Many durbar viewers were stranded at the emir's palace until around 7 p.m. due to the occurrences. The violence began as soon as the governor's motorcade departed the emir's compound. The group gathered and blocked the road in order to loot people and cause chaos in the area.


Thugs battles have always been a feature of Hawan Daushe, with scores of people injured. However, no one was hurt in the event on Friday.

Since his enthronement last year, the Emir of Kano, Alhaji Aminu Ado Bayero, has held his first Sallah durbar.  Last year, the yearly event was canceled as a precaution against the development of the COVID-19 pandemic in the state.

The ceremony on Friday, which began at 5 p.m., drew a large crowd from all walks of Kano society.
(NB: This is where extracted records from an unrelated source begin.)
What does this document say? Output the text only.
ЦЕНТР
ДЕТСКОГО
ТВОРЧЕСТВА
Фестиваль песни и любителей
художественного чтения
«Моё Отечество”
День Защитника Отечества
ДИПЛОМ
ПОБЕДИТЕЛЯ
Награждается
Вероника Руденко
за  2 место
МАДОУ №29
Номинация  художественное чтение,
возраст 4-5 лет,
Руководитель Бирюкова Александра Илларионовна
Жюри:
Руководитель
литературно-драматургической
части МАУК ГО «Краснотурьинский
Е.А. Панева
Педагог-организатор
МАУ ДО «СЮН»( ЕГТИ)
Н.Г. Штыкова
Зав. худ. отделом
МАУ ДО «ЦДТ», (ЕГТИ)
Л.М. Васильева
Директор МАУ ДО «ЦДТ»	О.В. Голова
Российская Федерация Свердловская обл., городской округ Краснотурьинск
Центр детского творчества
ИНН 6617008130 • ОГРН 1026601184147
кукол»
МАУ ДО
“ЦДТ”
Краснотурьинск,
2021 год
Governor Abdullahi Umar Ganduje, as well as a number of other political figures, were in attendance.

As is customary, the ritual began in Kofar Kwaru, where the emir rode a horse alongside his royal guards in traditional regalia to Gidan Mai Babban Daki, where he paid Sallah respect to his stepmothers in place of his biological mother, who died a few weeks ago.

Following his visit to Gidan Mai Babban Daki, the Emir returned to the palace via Kofar Kudu, where he was greeted by his district chiefs and other titleholders in a traditional show of horsemanship before retiring to the palace, bringing the famed Hawan Daushe to a close.